Specifically, Meta’s blocking of Canadian news became extremely dangerous through the summer when BC was dealing with an unprecedented and record breaking wildfire season which saw over 40,000 British Columbians on evacuation order or alert at its peak.

During this time, misinformation about evacuations spread as quickly as the wildfires and many were left not knowing what they should be doing for their own safety. 

“Without fact-based news, they’re just leaving room for misinformation during emergencies like wildfires, local elections and other critical times for Canadians to make decisions.

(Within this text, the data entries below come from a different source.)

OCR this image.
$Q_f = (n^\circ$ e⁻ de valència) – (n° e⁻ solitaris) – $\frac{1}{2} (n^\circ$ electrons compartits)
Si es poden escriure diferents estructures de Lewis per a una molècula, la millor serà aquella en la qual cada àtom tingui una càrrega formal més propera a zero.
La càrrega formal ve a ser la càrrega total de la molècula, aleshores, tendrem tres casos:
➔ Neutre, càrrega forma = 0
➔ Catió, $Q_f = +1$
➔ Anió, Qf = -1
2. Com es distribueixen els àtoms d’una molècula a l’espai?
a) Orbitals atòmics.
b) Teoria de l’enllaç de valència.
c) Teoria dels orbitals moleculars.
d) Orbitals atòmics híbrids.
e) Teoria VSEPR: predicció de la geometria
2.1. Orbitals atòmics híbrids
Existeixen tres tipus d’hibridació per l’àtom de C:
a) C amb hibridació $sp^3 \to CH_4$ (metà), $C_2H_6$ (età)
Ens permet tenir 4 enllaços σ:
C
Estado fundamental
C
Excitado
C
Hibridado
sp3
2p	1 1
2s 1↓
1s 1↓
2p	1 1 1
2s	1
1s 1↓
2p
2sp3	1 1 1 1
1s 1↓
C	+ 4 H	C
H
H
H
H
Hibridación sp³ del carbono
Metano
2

Canadians expect tech giants to pay their fair share for news,” St-Onge stated. 

As a way of protesting Meta’s blocking of Canadian Journalism, the Canadian government, most provincial governments, many municipalities and hundreds of influential companies such as BC Hydro have stopped spending their advertising budgets with Meta.

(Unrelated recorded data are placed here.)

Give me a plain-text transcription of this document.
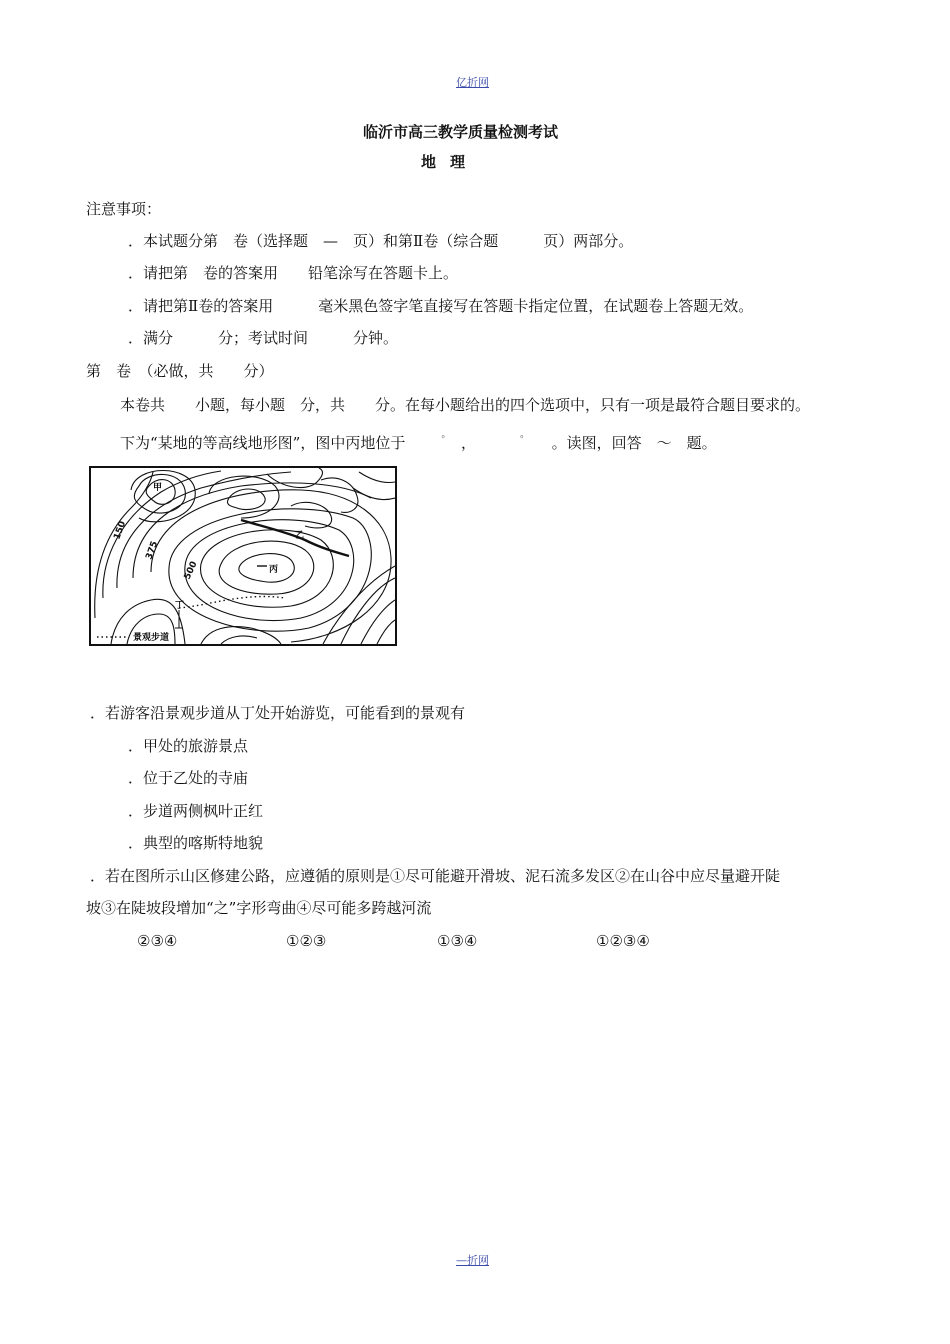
亿折网
临沂市高三教学质量检测考试
地理
注意事项：
．本试题分第　卷（选择题　—　页）和第Ⅱ卷（综合题　　　页）两部分。
．请把第　卷的答案用　　铅笔涂写在答题卡上。
．请把第Ⅱ卷的答案用　　　毫米黑色签字笔直接写在答题卡指定位置，在试题卷上答题无效。
．满分　　　分；考试时间　　　分钟。
第　卷　（必做，共　　分）
本卷共　　小题，每小题　分，共　　分。在每小题给出的四个选项中，只有一项是最符合题目要求的。
下为“某地的等高线地形图”，图中丙地位于	° ，	° 。读图，回答　～　题。
甲
乙
丙
丁
150
375
500
景观步道
．若游客沿景观步道从丁处开始游览，可能看到的景观有
．甲处的旅游景点
．位于乙处的寺庙
．步道两侧枫叶正红
．典型的喀斯特地貌
．若在图所示山区修建公路，应遵循的原则是①尽可能避开滑坡、泥石流多发区②在山谷中应尽量避开陡
坡③在陡坡段增加“之”字形弯曲④尽可能多跨越河流
②③④	①②③	①③④	①②③④
—折网
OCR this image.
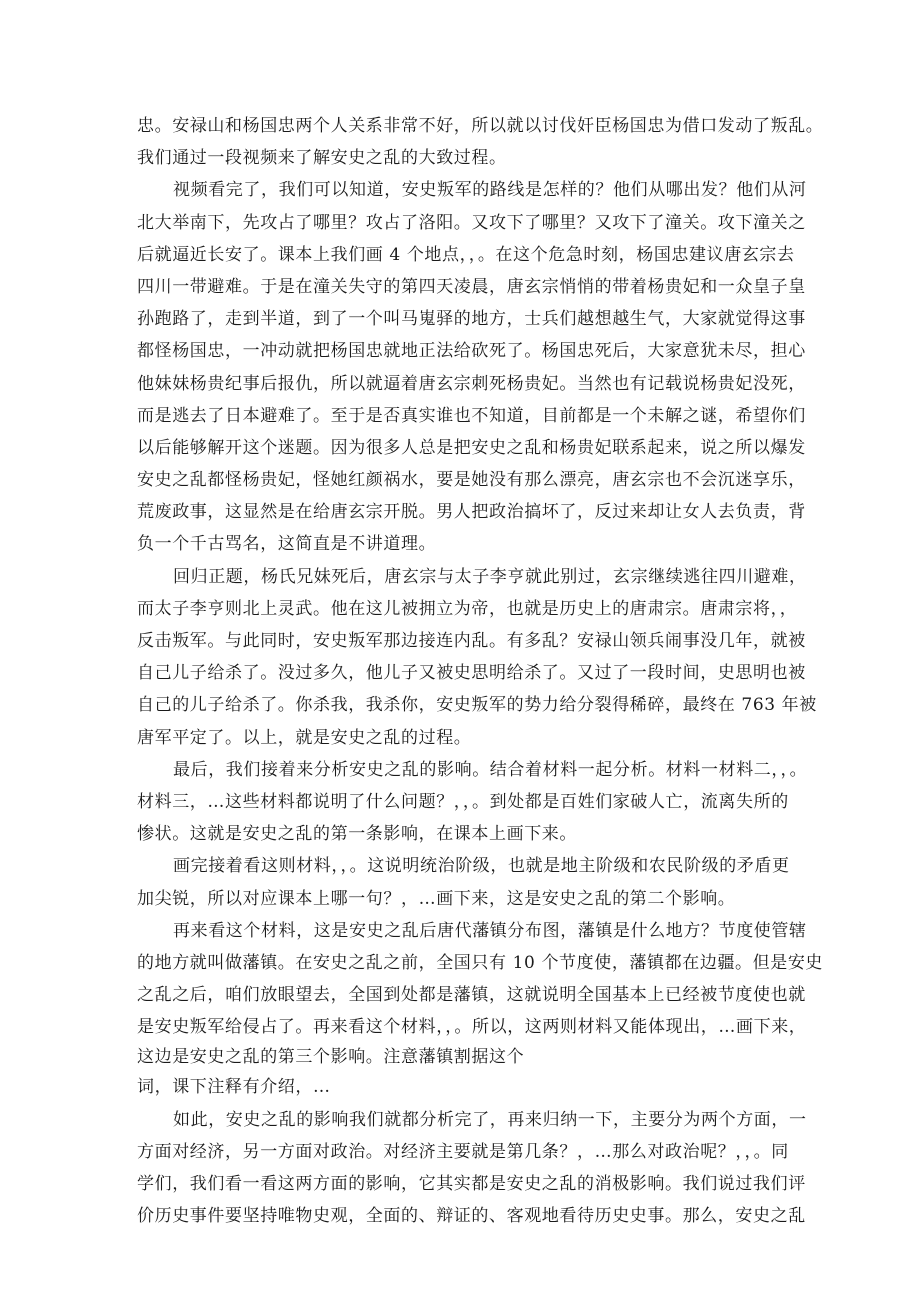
忠。安禄山和杨国忠两个人关系非常不好，所以就以讨伐奸臣杨国忠为借口发动了叛乱。
我们通过一段视频来了解安史之乱的大致过程。
视频看完了，我们可以知道，安史叛军的路线是怎样的？他们从哪出发？他们从河
北大举南下，先攻占了哪里？攻占了洛阳。又攻下了哪里？又攻下了潼关。攻下潼关之
后就逼近长安了。课本上我们画 4 个地点，，。在这个危急时刻，杨国忠建议唐玄宗去
四川一带避难。于是在潼关失守的第四天凌晨，唐玄宗悄悄的带着杨贵妃和一众皇子皇
孙跑路了，走到半道，到了一个叫马嵬驿的地方，士兵们越想越生气，大家就觉得这事
都怪杨国忠，一冲动就把杨国忠就地正法给砍死了。杨国忠死后，大家意犹未尽，担心
他妹妹杨贵纪事后报仇，所以就逼着唐玄宗刺死杨贵妃。当然也有记载说杨贵妃没死，
而是逃去了日本避难了。至于是否真实谁也不知道，目前都是一个未解之谜，希望你们
以后能够解开这个迷题。因为很多人总是把安史之乱和杨贵妃联系起来，说之所以爆发
安史之乱都怪杨贵妃，怪她红颜祸水，要是她没有那么漂亮，唐玄宗也不会沉迷享乐，
荒废政事，这显然是在给唐玄宗开脱。男人把政治搞坏了，反过来却让女人去负责，背
负一个千古骂名，这简直是不讲道理。
回归正题，杨氏兄妹死后，唐玄宗与太子李亨就此别过，玄宗继续逃往四川避难，
而太子李亨则北上灵武。他在这儿被拥立为帝，也就是历史上的唐肃宗。唐肃宗将，，
反击叛军。与此同时，安史叛军那边接连内乱。有多乱？安禄山领兵闹事没几年，就被
自己儿子给杀了。没过多久，他儿子又被史思明给杀了。又过了一段时间，史思明也被
自己的儿子给杀了。你杀我，我杀你，安史叛军的势力给分裂得稀碎，最终在 763 年被
唐军平定了。以上，就是安史之乱的过程。
最后，我们接着来分析安史之乱的影响。结合着材料一起分析。材料一材料二，，。
材料三，…这些材料都说明了什么问题？，，。到处都是百姓们家破人亡，流离失所的
惨状。这就是安史之乱的第一条影响，在课本上画下来。
画完接着看这则材料，，。这说明统治阶级，也就是地主阶级和农民阶级的矛盾更
加尖锐，所以对应课本上哪一句？，…画下来，这是安史之乱的第二个影响。
再来看这个材料，这是安史之乱后唐代藩镇分布图，藩镇是什么地方？节度使管辖
的地方就叫做藩镇。在安史之乱之前，全国只有 10 个节度使，藩镇都在边疆。但是安史
之乱之后，咱们放眼望去，全国到处都是藩镇，这就说明全国基本上已经被节度使也就
是安史叛军给侵占了。再来看这个材料，，。所以，这两则材料又能体现出，…画下来，
这边是安史之乱的第三个影响。注意藩镇割据这个
词，课下注释有介绍，…
如此，安史之乱的影响我们就都分析完了，再来归纳一下，主要分为两个方面，一
方面对经济，另一方面对政治。对经济主要就是第几条？，…那么对政治呢？，，。同
学们，我们看一看这两方面的影响，它其实都是安史之乱的消极影响。我们说过我们评
价历史事件要坚持唯物史观，全面的、辩证的、客观地看待历史史事。那么，安史之乱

This will cost Meta many millions of dollars as they still refuse to comply withthe Online News Act. 


Going forward, the $100 million contributed by Google for 2024 will be distributed to all qualifying news organizations who respond to their call to action—a mandatory 60-day period where news outlets can include themselves in Google’s payout.

The situation is now out of the government’s hands and will be handled by the Canadian Radio-television and Telecommunications Commission (CRTC), who are an independent regulator at arms-distance from the government. 

If and when Meta decides it is in their best interest to comply with the Online News Act or face repercussions and a lengthy, expensive arbitration process, they will have to go to the CRTC. 

However, there is no telling what Meta will do as they still refuse they are saying that the Online News Act should not apply to them. 

As another concerning wildfire season fast-approaches, those who advocate for the Online News Act have many concerns over safety and the spread of misinformation. 

“We are extremely concerned that Canadians won’t be able access or share vital information on social media at times when affected Canadians are checking in on loved ones, possibly evacuating again and we face evolving climate change-related crises,” Shane Mackenzie, spokesperson for the Office of the Minister of Canadian Heritage. 

“Social media has become an incredible space for people to connect and share information. But these platforms are only successful because people use them and trust them.”

“The fact that Facebook would rather block people from reading and sharing news instead of paying their fair share for reliable news shows how deeply irresponsible and unreasonable they are,” he concluded. 

As people across BC and the rest of Canada dip their toes into 2024 hoping for the best, Meta remains unresponsive and unwavering in their stance, according to the Canadian government. 

Victoria Buzz reached out to Meta for comment, but received no response as of this publication.